May the 26th and 27th. In all honesty I’ve been dreading this week. Today, one year ago was my last day, living and working in the South African bush and I have to say thinking back of the days, weeks and months that followed, I feel quite sad, but also very proud. I remember the feeling of not knowing how I would ever get through the heartbreak, to even make it through the next hour (or minute)… but I did. There were moments when I didn’t think the pain would ever subside, that I would be hurting forever, but things did get better and one step at a time, putting one foot in front of the other I made it, 365 days later.
A year ago I felt like I had nothing. I had left behind the person I loved so very much. I had no career, no house, no car, no money and I would often lie in bed, curtains closed, and cry, feeling depressed and alone. Simple things such as getting out of bed cost me so much energy, that the idea of getting a job and moving on completely paralyzed me.
I felt ashamed to ask for help. I didn’t want to be seen as weak. In my eyes I had to be strong and get through this on my own. I put up a façade and told myself I was ok, but it didn’t last long before I realized that asking for help is alright and that being vulnerable is not a weakness but a sign of strength.
Although it took a long time to get to a point where I felt like I was able to slowly let go of the past and move forward, I did get there and along the way I discovered the importance of self-respect and that loving yourself is crucial in order to be loved. I learned that it’s better to be honest from the start, instead of waiting, hoping things will change in order not to hurt the other person, because unintentionally you are doing just that: hurting someone and giving them false hope.
The truth is, it’s been a tough year for me, but I am also very thankful. A lot of people have made an impact on my life and if it wasn’t for the support I received I wouldn’t be the person I am today. I have come to a stage in my life where I feel worthy of focusing on me and doing what makes me happy instead of solely doing what makes others happy. I guess it’s all about finding that balance of give and take.

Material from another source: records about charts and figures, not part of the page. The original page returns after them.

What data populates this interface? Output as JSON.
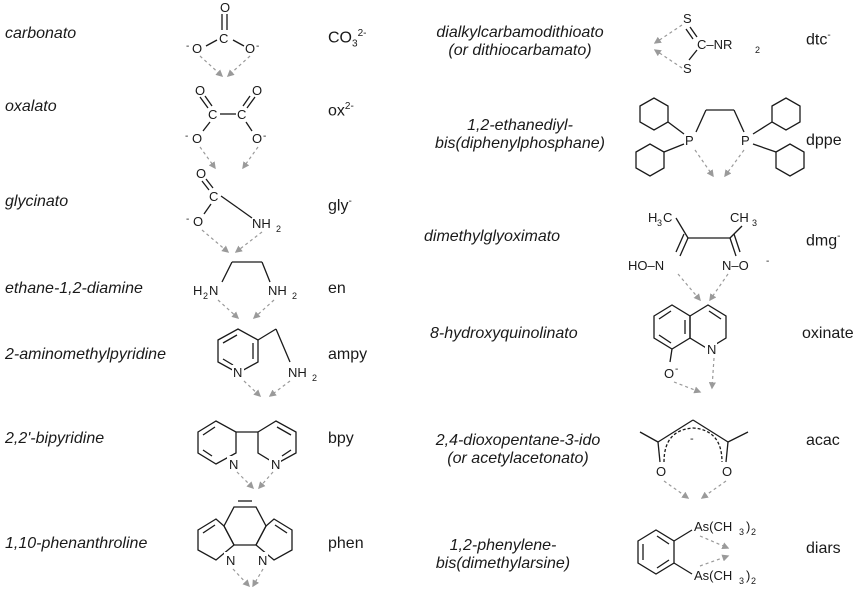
{
  "left": [
    {
      "name": "carbonato",
      "abbr": "CO",
      "abbr_sub": "3",
      "abbr_sup": "2-"
    },
    {
      "name": "oxalato",
      "abbr": "ox",
      "abbr_sup": "2-"
    },
    {
      "name": "glycinato",
      "abbr": "gly",
      "abbr_sup": "-"
    },
    {
      "name": "ethane-1,2-diamine",
      "abbr": "en"
    },
    {
      "name": "2-aminomethylpyridine",
      "abbr": "ampy"
    },
    {
      "name": "2,2'-bipyridine",
      "abbr": "bpy"
    },
    {
      "name": "1,10-phenanthroline",
      "abbr": "phen"
    }
  ],
  "right": [
    {
      "name": "dialkylcarbamodithioato",
      "name2": "(or dithiocarbamato)",
      "abbr": "dtc",
      "abbr_sup": "-"
    },
    {
      "name": "1,2-ethanediyl-",
      "name2": "bis(diphenylphosphane)",
      "abbr": "dppe"
    },
    {
      "name": "dimethylglyoximato",
      "abbr": "dmg",
      "abbr_sup": "-"
    },
    {
      "name": "8-hydroxyquinolinato",
      "abbr": "oxinate"
    },
    {
      "name": "2,4-dioxopentane-3-ido",
      "name2": "(or acetylacetonato)",
      "abbr": "acac"
    },
    {
      "name": "1,2-phenylene-",
      "name2": "bis(dimethylarsine)",
      "abbr": "diars"
    }
  ],
  "atoms": {
    "O": "O",
    "O_minus": "O",
    "C": "C",
    "N": "N",
    "S": "S",
    "P": "P",
    "NH2": "NH",
    "H2N": "H",
    "two": "2",
    "minus": "-",
    "NR2": "C–NR",
    "H3C": "H",
    "CH3": "CH",
    "three": "3",
    "HO_N": "HO–N",
    "N_O": "N–O",
    "AsMe2": "As(CH",
    "close": ")"
  }
}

365 days ago I ended a chapter and started a new one. I left behind a person who will forever hold a special place in my heart and a country that showed me the raw beauty of nature and the fight between life and death. I left a job that was far from what I was truly passionate about, but over time I have managed to turn that around. Today I am working as a youth worker and am so very grateful for the opportunity I’ve been given to make a difference in young people’s lives. Although the days can be long and the situations intense I love going to work and knowing that I’m following my dreams. And for the first time in a long time I can say that I am happy with everything that is happening and don’t feel the need to move on to bigger, better and more meaningful things, because I am already there, content and living life to the fullest.